Ed è per questo che le foto spesso non riescono come vorrei, anzi, parodiando
Omar Khayyam, le migliori foto sono quelle che non ho fatto: contadini curvi
sulle risaie, uccelli in volo, panorami e tutto ciò che ho visto mentre ero in
auto, su un aereo o in treno mentre pensavo, dondolato dal vagone…

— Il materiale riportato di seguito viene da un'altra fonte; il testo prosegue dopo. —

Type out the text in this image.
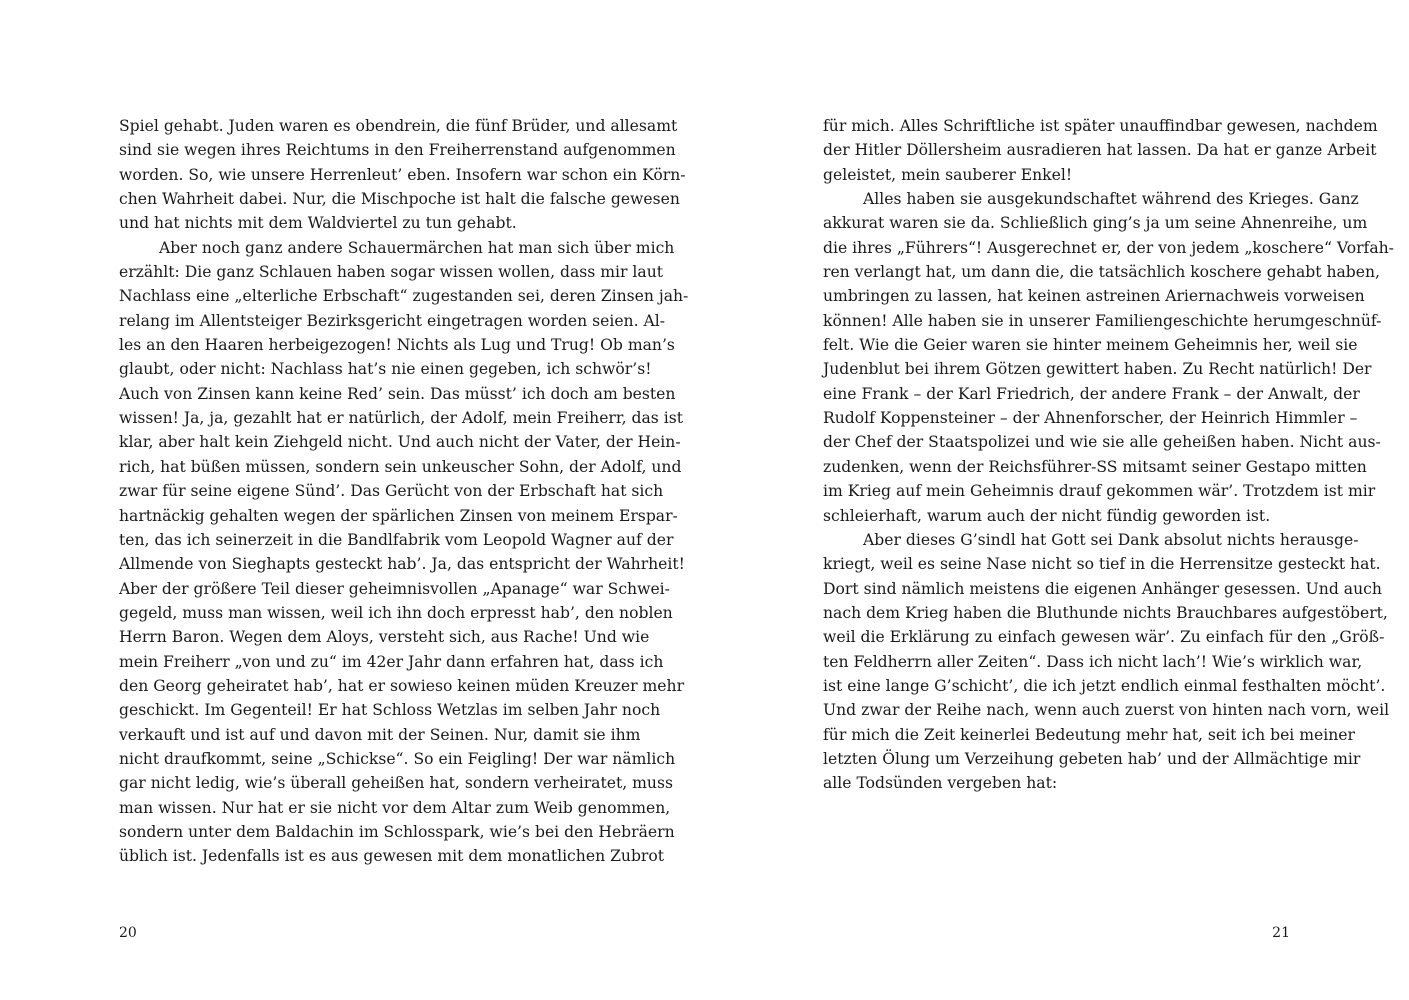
Spiel gehabt. Juden waren es obendrein, die fünf Brüder, und allesamt
sind sie wegen ihres Reichtums in den Freiherrenstand aufgenommen
worden. So, wie unsere Herrenleut’ eben. Insofern war schon ein Körn-
chen Wahrheit dabei. Nur, die Mischpoche ist halt die falsche gewesen
und hat nichts mit dem Waldviertel zu tun gehabt.
Aber noch ganz andere Schauermärchen hat man sich über mich
erzählt: Die ganz Schlauen haben sogar wissen wollen, dass mir laut
Nachlass eine „elterliche Erbschaft“ zugestanden sei, deren Zinsen jah-
relang im Allentsteiger Bezirksgericht eingetragen worden seien. Al-
les an den Haaren herbeigezogen! Nichts als Lug und Trug! Ob man’s
glaubt, oder nicht: Nachlass hat’s nie einen gegeben, ich schwör’s!
Auch von Zinsen kann keine Red’ sein. Das müsst’ ich doch am besten
wissen! Ja, ja, gezahlt hat er natürlich, der Adolf, mein Freiherr, das ist
klar, aber halt kein Ziehgeld nicht. Und auch nicht der Vater, der Hein-
rich, hat büßen müssen, sondern sein unkeuscher Sohn, der Adolf, und
zwar für seine eigene Sünd’. Das Gerücht von der Erbschaft hat sich
hartnäckig gehalten wegen der spärlichen Zinsen von meinem Erspar-
ten, das ich seinerzeit in die Bandlfabrik vom Leopold Wagner auf der
Allmende von Sieghарts gesteckt hab’. Ja, das entspricht der Wahrheit!
Aber der größere Teil dieser geheimnisvollen „Apanage“ war Schwei-
gegeld, muss man wissen, weil ich ihn doch erpresst hab’, den noblen
Herrn Baron. Wegen dem Aloys, versteht sich, aus Rache! Und wie
mein Freiherr „von und zu“ im 42er Jahr dann erfahren hat, dass ich
den Georg geheiratet hab’, hat er sowieso keinen müden Kreuzer mehr
geschickt. Im Gegenteil! Er hat Schloss Wetzlas im selben Jahr noch
verkauft und ist auf und davon mit der Seinen. Nur, damit sie ihm
nicht draufkommt, seine „Schickse“. So ein Feigling! Der war nämlich
gar nicht ledig, wie’s überall geheißen hat, sondern verheiratet, muss
man wissen. Nur hat er sie nicht vor dem Altar zum Weib genommen,
sondern unter dem Baldachin im Schlosspark, wie’s bei den Hebräern
üblich ist. Jedenfalls ist es aus gewesen mit dem monatlichen Zubrot
20
für mich. Alles Schriftliche ist später unauffindbar gewesen, nachdem
der Hitler Döllersheim ausradieren hat lassen. Da hat er ganze Arbeit
geleistet, mein sauberer Enkel!
Alles haben sie ausgekundschaftet während des Krieges. Ganz
akkurat waren sie da. Schließlich ging’s ja um seine Ahnenreihe, um
die ihres „Führers“! Ausgerechnet er, der von jedem „koschere“ Vorfah-
ren verlangt hat, um dann die, die tatsächlich koschere gehabt haben,
umbringen zu lassen, hat keinen astreinen Ariernachweis vorweisen
können! Alle haben sie in unserer Familiengeschichte herumgeschnüf-
felt. Wie die Geier waren sie hinter meinem Geheimnis her, weil sie
Judenblut bei ihrem Götzen gewittert haben. Zu Recht natürlich! Der
eine Frank – der Karl Friedrich, der andere Frank – der Anwalt, der
Rudolf Koppensteiner – der Ahnenforscher, der Heinrich Himmler –
der Chef der Staatspolizei und wie sie alle geheißen haben. Nicht aus-
zudenken, wenn der Reichsführer-SS mitsamt seiner Gestapo mitten
im Krieg auf mein Geheimnis drauf gekommen wär’. Trotzdem ist mir
schleierhaft, warum auch der nicht fündig geworden ist.
Aber dieses G’sindl hat Gott sei Dank absolut nichts herausge-
kriegt, weil es seine Nase nicht so tief in die Herrensitze gesteckt hat.
Dort sind nämlich meistens die eigenen Anhänger gesessen. Und auch
nach dem Krieg haben die Bluthunde nichts Brauchbares aufgestöbert,
weil die Erklärung zu einfach gewesen wär’. Zu einfach für den „Größ-
ten Feldherrn aller Zeiten“. Dass ich nicht lach’! Wie’s wirklich war,
ist eine lange G’schicht’, die ich jetzt endlich einmal festhalten möcht’.
Und zwar der Reihe nach, wenn auch zuerst von hinten nach vorn, weil
für mich die Zeit keinerlei Bedeutung mehr hat, seit ich bei meiner
letzten Ölung um Verzeihung gebeten hab’ und der Allmächtige mir
alle Todsünden vergeben hat:
21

Visto che spesso pecco di superbia, mi faccio un bagno, o meglio una tinozza,
d’umiltà: se qualche foto è venuta bene, lo si deve anche al fatto che in fondo
i soggetti si prestano. Mi spiego con un esempio: il Taj Mahal, da qualunque
parte lo si fotografi, viene bene, quindi il fatto di aver visitato e poi
catturato in digitale alcuni dei luoghi più belli del mondo mi ha facilitato il
compito. Se volete, “senza falsa modestia” come diceva il mio amico Gigi, sono
stato bravo ad evitare inquadrature scontate e classiche, viste e riviste sulle
riviste, ed ho avuto il merito di averne cercate di nuove ed originali. Ma per
fare belle foto non bisogna per forza andare in luoghi esotici: la propria città
è un’ottima modella, come potrete vedere. Anzi, io giro il mondo per poter dire
che Gubbio è il posto più bello del mondo. Però il mio consiglio è di viaggiare
il più possibile, per vivere di più: “Lentamente muore chi non viaggia, chi non
legge, chi non ascolta musica” (Neruda).
Infine, come direbbe Marzullo, si faccia una domanda e si dia una risposta.
- Perché faccio le foto?
Qualcuno una volta disse che se una cosa non va in TV o sui giornali non è mai
accaduta, io scherzosamente aggiungo che se uno non ha la foto di un luogo, lì
non c’è mai stato… scherzi a parte, penso, come dice un proverbio indiano, che
tutto ciò che non viene regalato o condiviso va perduto. Quindi mi piace
far vedere il mondo a chi il mondo non lo può vedere: penso a mia nonna
Adalgisa, che guarda il mondo attraverso i miei occhi, che mi spinge sempre a
partire (cfr. ma du cavolo arvai? Perché ‘n te riposerai du giorni?), ad
assaggiare cibi esotici (cfr. ‘n armagna’ gli animali strani che dopo
‘n li digerischi), a cercare le situazioni più strane e pericolose (cfr.
‘n arfa’ ‘l bagno du c’enno i coccodrilli). Ma che in fondo ogni volta mi
porta fortuna con il nostro rituale di partenza, tipo
-
Nonna, parto per l’India
-
Alora ‘n ce sei per cena?
Finora ha funzionato e la pellaccia l’ho sempre riportata. Per chi non
capisse il termine, traduco con la collaborazione di Guccini: nel mondo sono
andato, dal mondo son tornato sempre vivo
RINGRAZIAMENTI
Innanzitutto Gianfranco: sia perché
molte delle foto le ho realizzate durante i viaggi da lui ben organizzati, sia
perché da lui ho appreso e perfezionato l’arte del baratto.
Poi i miei compagni di viaggio, che con tanta pazienza hanno sopportato una
sosta non prevista od un mio rientro ritardato sul pullman, per scattare una
particolare foto (tranne quelli del Nepal che mi hanno lasciato a piedi in mezzo
alle montagne).
Quindi chi mi ha aiutato a scegliere le foto.
Infine, la dedica è per mio padre, che mi ha trasmesso il piacere del viaggio e
che ci impiegava un quarto d’ora a mettere a fuoco con la sua Fujika, ma ogni
tanto qualche bella immagine veniva fuori. Tranne quella volta in Calabria dove si
era dimenticato di inserire il rullino: non abbiamo una foto di quella vacanza,
pertanto in Calabria non ci siamo mai stati.